An excellent idea from the BBC. Its correspondents are flashing three-graf blurbs on what’s going on where they are, and the Beeb is simply running them in reverse chronological order. More detailed communications would probably be difficult and can wait for later; this is a great way to provide a big picture out of small pieces.


They say that journalism is the first draft of history. This stuff is the first draft of journalism.


The page takes a while to load. Be patient.


 

MetaWarBlog

My bud Angela — the original Web Doyenne — has scored a gig tracking war blogs for USA Today Online. I’d be even more congratulatory if I weren’t so abysmally envious of her…

Forward in All Directions!

Big anti-war protest in San Francisco today. Tied up traffic big-time, which is always a way to gain sympathy for your cause.

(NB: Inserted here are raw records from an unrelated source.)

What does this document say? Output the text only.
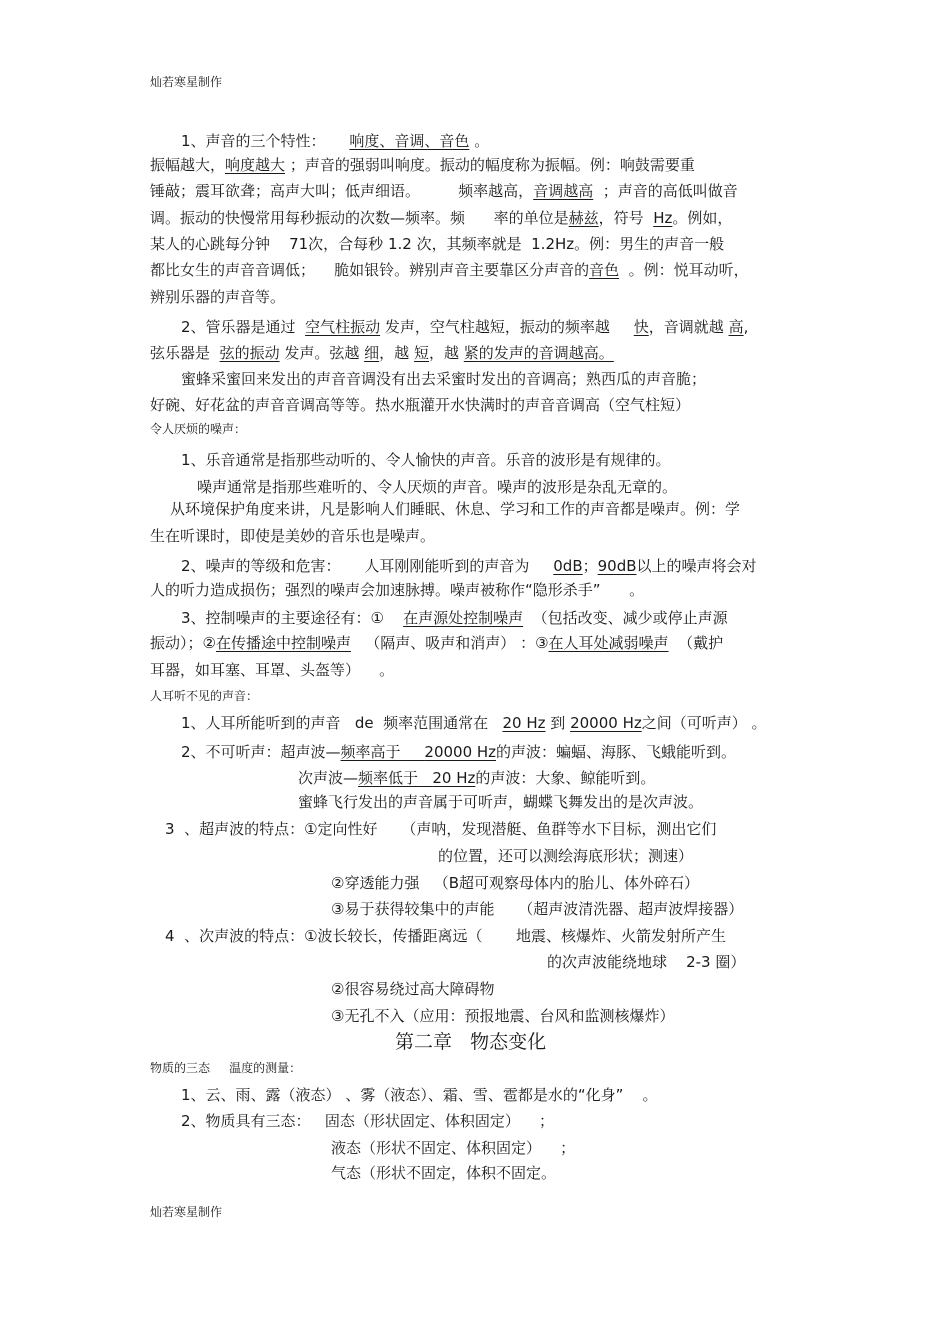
灿若寒星制作
1、声音的三个特性： 响度、音调、音色 。
振幅越大，响度越大 ；声音的强弱叫响度。振动的幅度称为振幅。例：响鼓需要重
锤敲；震耳欲聋；高声大叫；低声细语。	频率越高，音调越高 ；声音的高低叫做音
调。振动的快慢常用每秒振动的次数—频率。频 率的单位是赫兹，符号 Hz。例如，
某人的心跳每分钟 71次，合每秒 1.2 次，其频率就是 1.2Hz。例：男生的声音一般
都比女生的声音音调低； 脆如银铃。辨别声音主要靠区分声音的音色 。例：悦耳动听，
辨别乐器的声音等。
2、管乐器是通过 空气柱振动 发声，空气柱越短，振动的频率越 快，音调就越 高,
弦乐器是 弦的振动 发声。弦越 细，越 短，越 紧的发声的音调越高。
蜜蜂采蜜回来发出的声音音调没有出去采蜜时发出的音调高；熟西瓜的声音脆；
好碗、好花盆的声音音调高等等。热水瓶灌开水快满时的声音音调高（空气柱短）
令人厌烦的噪声：
1、乐音通常是指那些动听的、令人愉快的声音。乐音的波形是有规律的。
噪声通常是指那些难听的、令人厌烦的声音。噪声的波形是杂乱无章的。
从环境保护角度来讲，凡是影响人们睡眠、休息、学习和工作的声音都是噪声。例：学
生在听课时，即使是美妙的音乐也是噪声。
2、噪声的等级和危害： 人耳刚刚能听到的声音为 0dB；90dB以上的噪声将会对
人的听力造成损伤；强烈的噪声会加速脉搏。噪声被称作“隐形杀手” 。
3、控制噪声的主要途径有：① 在声源处控制噪声 （包括改变、减少或停止声源
振动）；②在传播途中控制噪声 （隔声、吸声和消声） ：③在人耳处减弱噪声 （戴护
耳器，如耳塞、耳罩、头盔等） 。
人耳听不见的声音：
1、人耳所能听到的声音 de 频率范围通常在 20 Hz 到 20000 Hz之间（可听声） 。
2、不可听声：超声波—频率高于 20000 Hz的声波：蝙蝠、海豚、飞蛾能听到。
次声波—频率低于 20 Hz的声波：大象、鲸能听到。
蜜蜂飞行发出的声音属于可听声，蝴蝶飞舞发出的是次声波。
3 、超声波的特点：①定向性好 （声呐，发现潜艇、鱼群等水下目标，测出它们
的位置，还可以测绘海底形状；测速）
②穿透能力强 （B超可观察母体内的胎儿、体外碎石）
③易于获得较集中的声能 （超声波清洗器、超声波焊接器）
4 、次声波的特点：①波长较长，传播距离远（ 地震、核爆炸、火箭发射所产生
的次声波能绕地球 2-3 圈）
②很容易绕过高大障碍物
③无孔不入（应用：预报地震、台风和监测核爆炸）
第二章 物态变化
物质的三态 温度的测量：
1、云、雨、露（液态） 、雾（液态）、霜、雪、雹都是水的“化身” 。
2、物质具有三态： 固态（形状固定、体积固定） ；
液态（形状不固定、体积固定） ；
气态（形状不固定，体积不固定。
灿若寒星制作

One friend reports that at one point, there were 200 anarchists marching down Market Street. What I don’t understand is, how do you get 200 anarchists to do anything together?


 

Think You’ve Got A Bad Boss?

Only magazine-obsessed dweebs like me realize the dark secret behind titles like Car & Driver, Woman’s Day, Metropolitan Home, and Boating. They’re all owned by Hachette Filipacci, which is a division of the French company Lagardere, which is 2 percent owned by…


Saddam Hussein.


No, it’s true. Really. And it’s not such a huge secret, either.

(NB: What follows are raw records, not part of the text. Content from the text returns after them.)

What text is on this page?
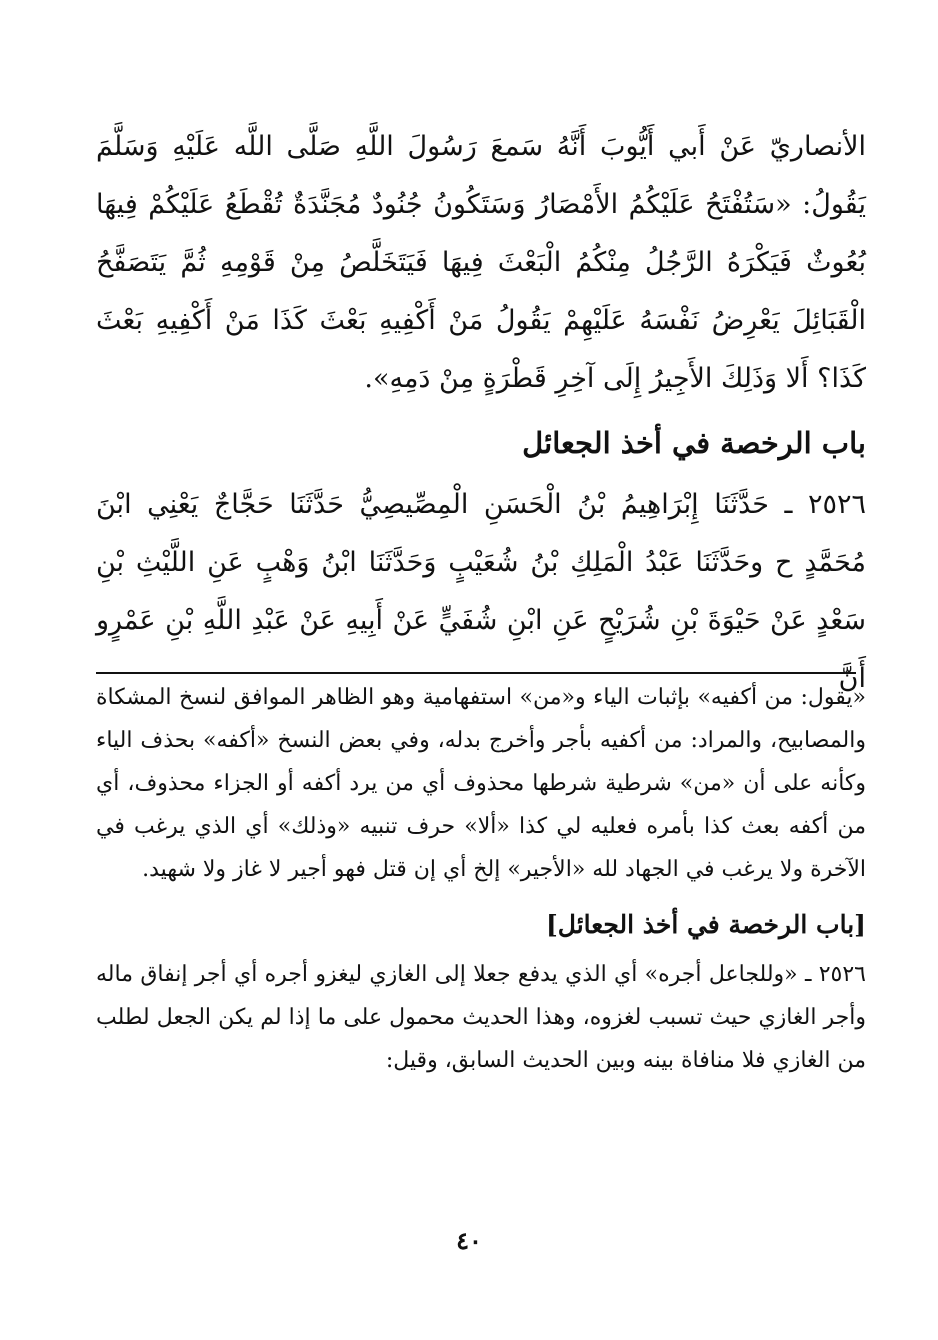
الأنصاريّ عَنْ أَبي أَيُّوبَ أَنَّهُ سَمعَ رَسُولَ اللَّهِ صَلَّى اللَّه عَلَيْهِ وَسَلَّمَ يَقُولُ: «سَتُفْتَحُ عَلَيْكُمُ الأَمْصَارُ وَسَتَكُونُ جُنُودٌ مُجَنَّدَةٌ تُقْطَعُ عَلَيْكُمْ فِيهَا بُعُوثٌ فَيَكْرَهُ الرَّجُلُ مِنْكُمُ الْبَعْثَ فِيهَا فَيَتَخَلَّصُ مِنْ قَوْمِهِ ثُمَّ يَتَصَفَّحُ الْقَبَائِلَ يَعْرِضُ نَفْسَهُ عَلَيْهِمْ يَقُولُ مَنْ أَكْفِيهِ بَعْثَ كَذَا مَنْ أَكْفِيهِ بَعْثَ كَذَا؟ أَلا وَذَلِكَ الأَجِيرُ إِلَى آخِرِ قَطْرَةٍ مِنْ دَمِهِ».

باب الرخصة في أخذ الجعائل

٢٥٢٦ ـ حَدَّثَنَا إِبْرَاهِيمُ بْنُ الْحَسَنِ الْمِصِّيصِيُّ حَدَّثَنَا حَجَّاجٌ يَعْنِي ابْنَ مُحَمَّدٍ ح وحَدَّثَنَا عَبْدُ الْمَلِكِ بْنُ شُعَيْبٍ وَحَدَّثَنَا ابْنُ وَهْبٍ عَنِ اللَّيْثِ بْنِ سَعْدٍ عَنْ حَيْوَةَ بْنِ شُرَيْحٍ عَنِ ابْنِ شُفَيٍّ عَنْ أَبِيهِ عَنْ عَبْدِ اللَّهِ بْنِ عَمْرٍو أَنَّ

«يقول: من أكفيه» بإثبات الياء و«من» استفهامية وهو الظاهر الموافق لنسخ المشكاة والمصابيح، والمراد: من أكفيه بأجر وأخرج بدله، وفي بعض النسخ «أكفه» بحذف الياء وكأنه على أن «من» شرطية شرطها محذوف أي من يرد أكفه أو الجزاء محذوف، أي من أكفه بعث كذا بأمره فعليه لي كذا «ألا» حرف تنبيه «وذلك» أي الذي يرغب في الآخرة ولا يرغب في الجهاد لله «الأجير» إلخ أي إن قتل فهو أجير لا غاز ولا شهيد.

[باب الرخصة في أخذ الجعائل]

٢٥٢٦ ـ «وللجاعل أجره» أي الذي يدفع جعلا إلى الغازي ليغزو أجره أي أجر إنفاق ماله وأجر الغازي حيث تسبب لغزوه، وهذا الحديث محمول على ما إذا لم يكن الجعل لطلب من الغازي فلا منافاة بينه وبين الحديث السابق، وقيل:

٤٠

Anyway, Aaron Gell at flak magazine has written a very funny memo from Saddam to Hachette Filipacci CEO Jack Kliger, suggesting just a few tweaks here and there….


 

Stop the Frickin’ Presses!

From the British magazine Computing:



More than half of the emails sent from company systems have nothing to do with work, according to exclusive research for vnunet.com‘s sister title Computing…


On average, 53 per cent of emails sent during one week were not related to business. The highest instance was reported at a public sector organisation, where 70 per cent of messages were personal.


 

I Can Just See the ‘Think Different’ Billboards

Al Gore was named today to the Apple Computer Board of Directors. The vote margin was not released.


I wonder if we’re going to start seeing an iPod on his hip, next to his ever-present Blackberry….


 

Or, Perhaps, Justice Scalia?

From the AP:



CLEVELAND — Supreme Court Justice Antonin Scalia banned broadcast media from his speech Wednesday at an appearance where he received an award for supporting free speech.

But Will They Send a Copy to John Ashcroft?

WASHINGTON (CNN) — The FBI has recovered a valuable copy of the Bill of Rights that had been missing for 138 years, bureau sources said Wednesday.